The Australian Taxation Office (ATO) has released a set of guidelines to help all rental property owners whose incomes are affected due to recent events in the country, which include the bushfires, the flooding, and the ongoing COVID-19 pandemic.
The most important thing landlords need to keep in mind as they prepare to file their tax returns is keeping a record of all expenses. Without good records, the ATO said landlords will find it difficult to declare all their rental-related income and work out what expenses they can claim as deductions.
Dealing with reduced rental income
In addition to the moratorium on evictions, landlords are requested by the federal and state governments to negotiate with their tenants about rental deductions or waivers.
The ATO said in cases where there is an agreement to reduce rent payments, landlords only need to declare the rent they have received as income. This means that they do not need to include deferred payments in their declared income until they receive them.

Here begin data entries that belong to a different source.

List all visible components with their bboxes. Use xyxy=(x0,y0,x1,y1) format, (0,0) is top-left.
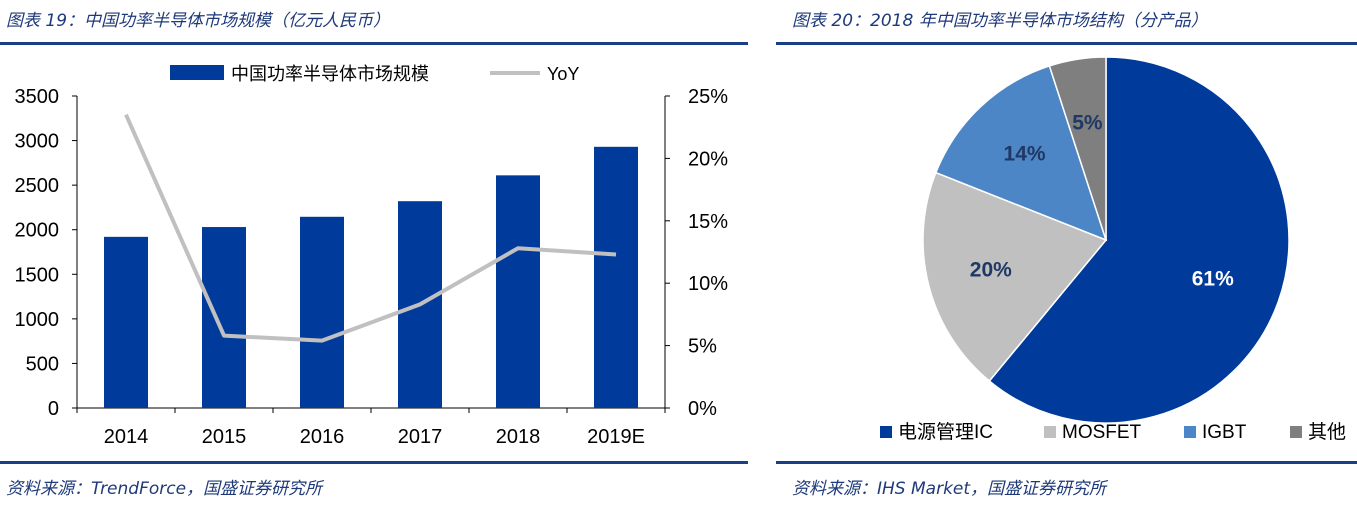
y-tick-label: 0 xyxy=(48,398,59,420)
left-source-rule xyxy=(0,461,748,464)
pie-chart: 61% 20% 14% 5% 电源管理IC MOSFET IGBT 其他 xyxy=(880,56,1346,443)
bar xyxy=(104,236,148,408)
pie-legend-label: 电源管理IC xyxy=(898,421,993,443)
bar-series xyxy=(104,146,638,408)
yoy-line xyxy=(124,113,617,343)
left-figure-title: 图表 19：中国功率半导体市场规模（亿元人民币） xyxy=(6,11,391,31)
y-tick-label: 3000 xyxy=(15,131,60,153)
bar xyxy=(496,175,540,408)
y2-tick-label: 5% xyxy=(688,336,717,358)
pie-legend-swatch xyxy=(880,426,892,438)
bar-tick-labels: 3500 3000 2500 2000 1500 1000 500 0 25% 20% 15% 10%… xyxy=(15,86,729,448)
right-figure-title: 图表 20：2018 年中国功率半导体市场结构（分产品） xyxy=(792,11,1208,31)
pie-slice xyxy=(1048,56,1107,241)
x-tick-label: 2019E xyxy=(587,426,645,448)
y-tick-label: 2000 xyxy=(15,220,60,242)
pie-slices xyxy=(922,56,1290,424)
yoy-series xyxy=(124,113,617,343)
pie-data-label: 61% xyxy=(1192,267,1234,290)
bar-line-chart: 中国功率半导体市场规模 YoY 3500 3000 2500 2000 1500 1000… xyxy=(15,64,729,448)
pie-legend-label: 其他 xyxy=(1308,421,1346,443)
y2-tick-label: 20% xyxy=(688,148,728,170)
y2-tick-label: 10% xyxy=(688,273,728,295)
x-tick-label: 2018 xyxy=(496,426,541,448)
bar-chart-legend: 中国功率半导体市场规模 YoY xyxy=(170,64,579,84)
left-source-note: 资料来源：TrendForce，国盛证券研究所 xyxy=(6,479,323,499)
bar xyxy=(594,146,638,408)
pie-data-label: 20% xyxy=(970,259,1012,282)
y2-tick-label: 25% xyxy=(688,86,728,108)
y-tick-label: 1000 xyxy=(15,309,60,331)
left-figure-panel: 图表 19：中国功率半导体市场规模（亿元人民币） 中国功率半导体市场规模 YoY… xyxy=(0,11,748,499)
y-tick-label: 2500 xyxy=(15,175,60,197)
y-tick-label: 3500 xyxy=(15,86,60,108)
bar-chart-axes xyxy=(72,95,670,413)
left-title-rule xyxy=(0,42,748,45)
pie-chart-legend: 电源管理IC MOSFET IGBT 其他 xyxy=(880,421,1346,443)
pie-slice xyxy=(988,56,1290,424)
bar xyxy=(300,216,344,408)
legend-line-label: YoY xyxy=(547,64,579,84)
pie-data-labels: 61% 20% 14% 5% xyxy=(970,112,1234,291)
right-source-note: 资料来源：IHS Market，国盛证券研究所 xyxy=(792,479,1107,499)
y2-tick-label: 15% xyxy=(688,211,728,233)
pie-data-label: 5% xyxy=(1072,112,1103,135)
y-tick-label: 1500 xyxy=(15,264,60,286)
pie-legend-label: MOSFET xyxy=(1062,422,1142,443)
x-tick-label: 2017 xyxy=(398,426,443,448)
pie-legend-label: IGBT xyxy=(1202,422,1247,443)
x-tick-label: 2016 xyxy=(300,426,345,448)
legend-bar-label: 中国功率半导体市场规模 xyxy=(231,64,429,84)
x-tick-label: 2014 xyxy=(104,426,149,448)
pie-slice xyxy=(922,171,1108,383)
right-figure-panel: 图表 20：2018 年中国功率半导体市场结构（分产品） 61% 20% 14% 5%… xyxy=(776,0,1357,509)
legend-bar-swatch xyxy=(170,65,224,80)
pie-legend-swatch xyxy=(1044,426,1056,438)
pie-data-label: 14% xyxy=(1004,142,1046,165)
right-source-rule xyxy=(776,461,1357,464)
pie-legend-swatch xyxy=(1290,426,1302,438)
bar xyxy=(202,227,246,408)
right-title-rule xyxy=(776,42,1357,45)
pie-legend-swatch xyxy=(1184,426,1196,438)
x-tick-label: 2015 xyxy=(202,426,247,448)
y-tick-label: 500 xyxy=(26,353,59,375)
y2-tick-label: 0% xyxy=(688,398,717,420)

"While rental income may be reduced, owners will continue to incur normal expenses on their rental property and will still be able to claim these expenses in their tax return as long as the reduced rent charged is determined at arms' length, having regard to the current market conditions," the ATO said.
Furthermore, landlords can still claim their mortgage interest charges even if they have deferred their loan repayments. However, any payouts from insurance policies that cover loss of income must be included in their tax returns.
Also read: Landlords' Post-Pandemic Guide
Affected short-term rentals
For short-term rental owners, deductions will still be available provided that the property remains available for rent.
However, if the owners used the property for private purposes, they will not be able to claim deductions over the period that the property was off the market.
"To determine the proportion of expenses that can be claimed for short-term rental properties impacted by COVID-19 or bushfires, a reasonable approach is to apportion expenses based on the previous year's usage pattern, unless you can show it was genuinely available for rent for a longer period of time in 2020," the ATO said.
Changes to vacant land deductions
The ATO also clarified that for this year, expenses for holding vacant land will no longer be deductible for owners who intend to build a rental property that has yet to be constructed.
However, this does not apply to land that is used in a business. Furthermore, expenses are deductible if circumstances like a fire or flood led to the land being vacant.
"If your rental property was destroyed in the bushfires and you are currently rebuilding, you can claim the costs of holding your now vacant land for up to three years while you rebuild your rental property," the ATO said.
If the property is not genuinely available for rent, landlords need to limit their deductions to the days when the home is listed. Landlords who are allowing their friends and families stay in the property at a reduced price should also limit their deductions to the amount of rent received.
"Don't forget to include all your rental income, especially from sharing economy platforms. We are matching data received from these providers to information in tax returns and will be following up discrepancies," the ATO said.
Avoiding common mistakes
The ATO also outlined several common mistakes rental property owners make when they file their tax returns.
The first mistake was claiming deductions for travel expenses they incur when they inspect their rental properties. The ATO said landlords can only claim these costs if they are in the business of letting rental properties.
Another common error was claiming interest for a portion of a loan that has been used for personal transactions such as paying for living expenses, going on a holiday, or buying big-ticket items. The ATO said it employs data and analytics to ensure claims on interest was only for the portion of the loan that relates directly to the rental property.
The tax office also clarified how capital works should be claimed. It said that repairs or maintenance expenses are deductible immediately while improvements and renovations are categorised as capital works and are deductible over a number of years.
Landlords cannot claim initial repairs for damages that existed when the property was purchased. The ATO classifies such as capital works and should be claimed over a certain number of years.